Filtration can also be used to remove chromate from groundwater. Ferrous sulfate is used to reduce hexavalent chrome to trivalent chrome. This material is then precipitated, coagulated, and filtered out of the water. DOW™ Ultrafiltration Modules can facilitate low levels of chrome-containing particles in the treated water.

 

Plating

Ion exchange resins can be used in plating processes to both remove impurities from the rinse water so that it can be either recycled or discharged and to purify the plating bath solution.

To treat the rinse water so that it can be recycled or discharged, a series of resins can be used to achieve the desired outcome. A strong acid cation resin such as DOWEX™ G 26 (H) Resin is recommended for the removal of cationic metallic impurities. Following that, a strong base anion resin such as DOWEX 21K XLT Resin can then be used for the removal of anions or cyanide metallic complexes. In the cyanide alkaline rinse water, this same strong base anion resin can also remove all the weak acids, such as hydrogen cyanide.

Copper is often a problem metal in precious metal and trivalent chromium plating operations. Information on the specific removal of copper can be found in the Plating section of the Periodic Table - Copper Removal.

Wastewater

  • Chromate is found in the effluent from chromium-plating operations and has been used in cooling tower water chemistry, and from man-made sources. While trivalent chromium (Cr3+) is not considered to be harmful, hexavalent chromium (Cr6+) is toxic.
  • If the chromium ion to remove from the wastewater stream is in the +3 oxidation state, then it typically behaves as a cation, so a cation exchange resin such as DOWEX™ G 26 (H) Resin is recommended.
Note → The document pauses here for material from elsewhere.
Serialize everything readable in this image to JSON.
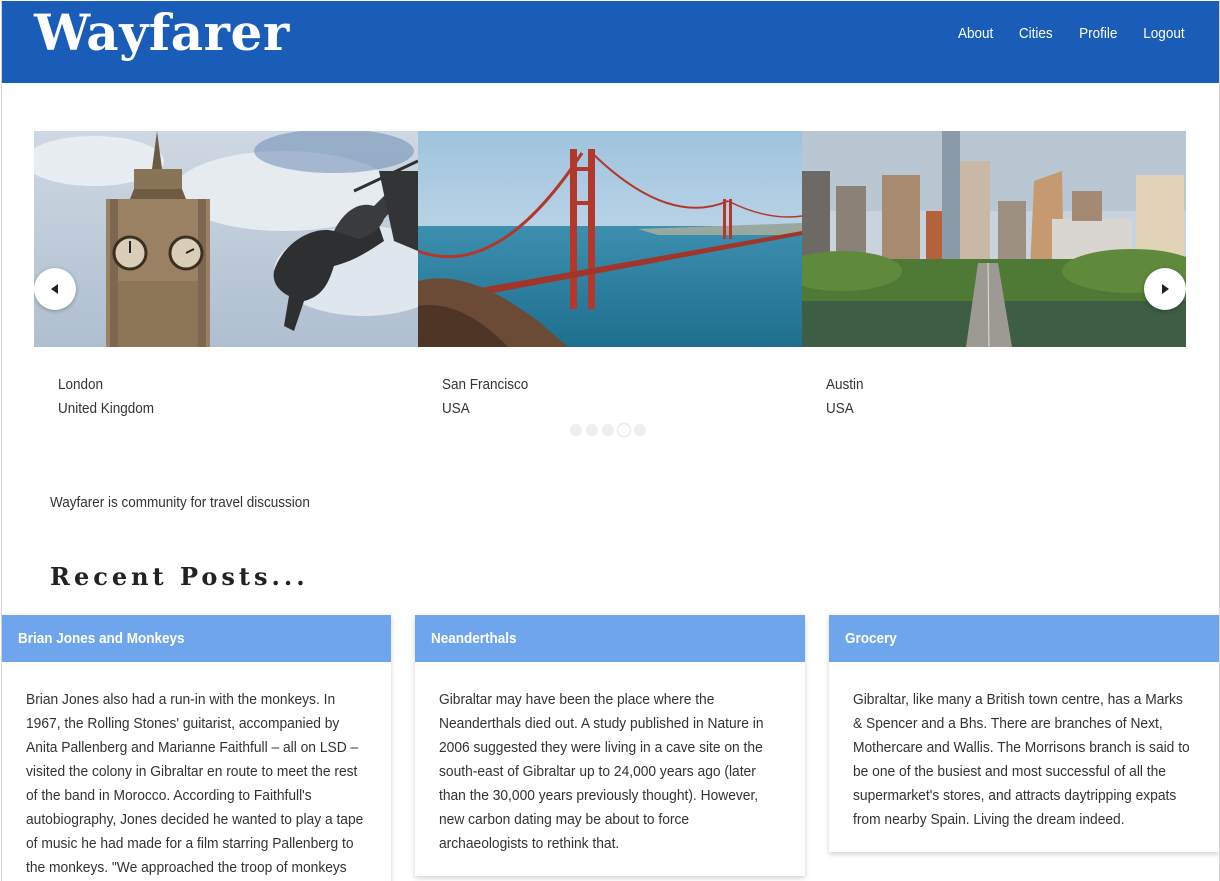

However, if the chromium is in the +6 oxidation state, then it is likely in the form of an oxyanion such as chromate (CrO4)2- (above pH 6) or dichromate (Cr2O7)2- (between pH 2 and pH 6); these oxyanions can be removed by an anion exchange resin such as DOWEX 21K XLT Resin. More chromium can be removed by the resin per equivalent when the chromium is in the dichromate form (pH 2 – pH 6).
  • Filtration can also be used to remove chromate from wastewater. Ferrous sulfate is used to reduce hexavalent chrome to trivalent chrome. This material is then precipitated, coagulated, and filtered out of the water. DOW™ Ultrafiltration Modules can facilitate low levels of chrome-containing particles in the treated water.

 

Chromium is commonly found in process and waste solutions in either the Cr3+ or the Cr6+oxidation states. In general, the Cr6+ ionic forms are anionic in character, such as: HCrO4-, CrO42-, and Cr2O72-  chromate complexes.